Additionally, the Land and Environment Court (LEC) has considered the role and weight to be given to DCPs in the development approval process which, in turn, has encouraged the practice of DCPs being given significant weight in the assessment process.
For example, the LEC has found that a DCP:
- is a detailed planning document which reflects council's expectation for parts of its area; and
- will be given significant weight where it has been consistently applied by a council.
The Court of Appeal has also found that a DCP is to be treated as a fundamental element in, or a focal point of, the decision making process.
The amendments to the EP&A Act which passed through New South Wales Parliament on 15 November 2012 clarify the role of DCPs in the planning assessment process.
As a result of the amendments the purpose of a DCP is to provide guidance to developers and consent authorities when carrying out development to:
- achieve the objectives of land zones under an environmental planning instrument (EPI); and
- facilitate permissible development under an EPI.
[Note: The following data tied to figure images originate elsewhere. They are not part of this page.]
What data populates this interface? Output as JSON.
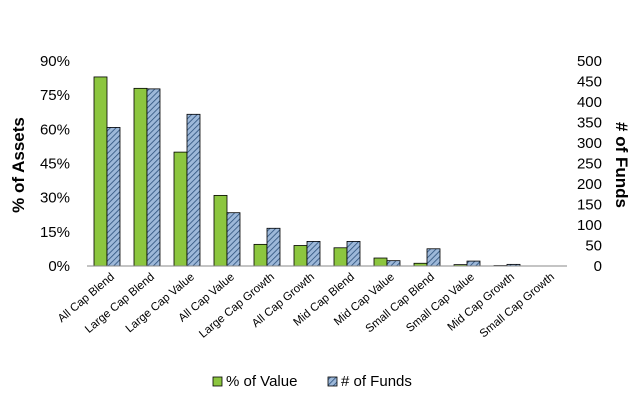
{
  "chart_data": {
    "type": "bar",
    "categories": [
      "All Cap Blend",
      "Large Cap Blend",
      "Large Cap Value",
      "All Cap Value",
      "Large Cap Growth",
      "All Cap Growth",
      "Mid Cap Blend",
      "Mid Cap Value",
      "Small Cap Blend",
      "Small Cap Value",
      "Mid Cap Growth",
      "Small Cap Growth"
    ],
    "series": [
      {
        "name": "% of Value",
        "axis": "left",
        "color": "#8cc63f",
        "values": [
          83,
          78,
          50,
          31,
          9.5,
          9,
          8,
          3.5,
          1.2,
          0.6,
          0.2,
          0
        ]
      },
      {
        "name": "# of Funds",
        "axis": "right",
        "color": "#9db8d9",
        "pattern": "diagonal-hatch",
        "values": [
          338,
          432,
          370,
          130,
          92,
          60,
          60,
          13,
          42,
          12,
          4,
          0
        ]
      }
    ],
    "ylabel": "% of Assets",
    "y2label": "# of Funds",
    "ylim": [
      0,
      90
    ],
    "yticks": [
      "0%",
      "15%",
      "30%",
      "45%",
      "60%",
      "75%",
      "90%"
    ],
    "y2lim": [
      0,
      500
    ],
    "y2ticks": [
      "0",
      "50",
      "100",
      "150",
      "200",
      "250",
      "300",
      "350",
      "400",
      "450",
      "500"
    ],
    "grid": false,
    "legend_position": "bottom"
  }
}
More onerous standards not allowed
Provisions in a DCP are therefore to provide guidance and are not statutory requirements.
Where a development proposal complies with the standards of a DCP, a consent authority will not be allowed to require more onerous standards.
A provision in a DCP will have no effect to the extent that it is inconsistent with a provision of an EPI (e.g. an LEP) which also applies to a site/development.
Flexibility as to the DCP standards, but not the objectives.
Where a DCP contains standards which apply to a development and a development does not comply with those standards, the DCP must be applied flexibly to allow reasonable alternative solutions that achieve the objective of the standards in the DCP.
This mean that flexibility may be required in relation to a standard in a DCP, but not the objective of that standard. As a result, the new flexibility requirement may be irrelevant if complying with the standard is the only way to achieve the relevant objective.
Once commenced (on a day yet to be appointed), the amendments will extend to all DCPs which are currently in force. However, the amendments will only apply to DAs made after the amendments have come into effect. This reform has been amended since the bill was first introduced into parliament and is now more limited in application.
Only current development application will be considered
A consent authority may only consider DCP provisions in connection with the current application. They cannot consider the consequences on hypothetical future applications. The notion that to approve the current application 'will set a precedent' will no longer be permitted.
The government has indicated that changes will be made to the regulations that will commence at the same time as the reforms outlined above. There have been not details of the regulation changes released at this stage.
The government says that the changes will commence in early 2013 and will only apply to applications lodged after the new laws come into effect, with exception to the change in the 'purpose' of a DCP.
What do the changes mean?
Applicants currently have to comply with relevant EPIs, such as the LEP, in addition to having to address and comply with DCPs. This can be a complicated and expensive exercise, particularly where many DCPs apply to a site and contain conflicting requirements (which can often be the case).
The amendments are, therefore, likely to be viewed by most applicants as a welcome change.
Once the amendments commence, the key benefits for developers will be that:
- A development will be required to comply with the relevant LEP. However, the DCP should only be there to provide guidance and is to be flexibly applied.
- A proposal should be compliant with the LEP and be generally consistent with a relevant DCP.
- A failure to strictly comply with the standards in a DCP should not, of itself, be a reason for refusing an otherwise compliant development. Instead, the consent authority should consider alternative solutions which generally achieve the objects of the DCP.
Any applicant proposing to lodge a DA in the near future (particularly where the proposal does not strictly meet the requirements of a relevant DCP) might consider waiting until the amendments commence before lodging the DA in order to take advantage of these changes.
The Green Paper released on 14 July 2012 proposed a new regime of planning instruments including NSW Planning Policies, Regional Growth Plans, Subregional Delivery Plans and Local Land Use Plans. It remains to be seen how the new planning instruments will interact, however, we expect that the new local land use plans will also provide principle planning controls similar to LEPs.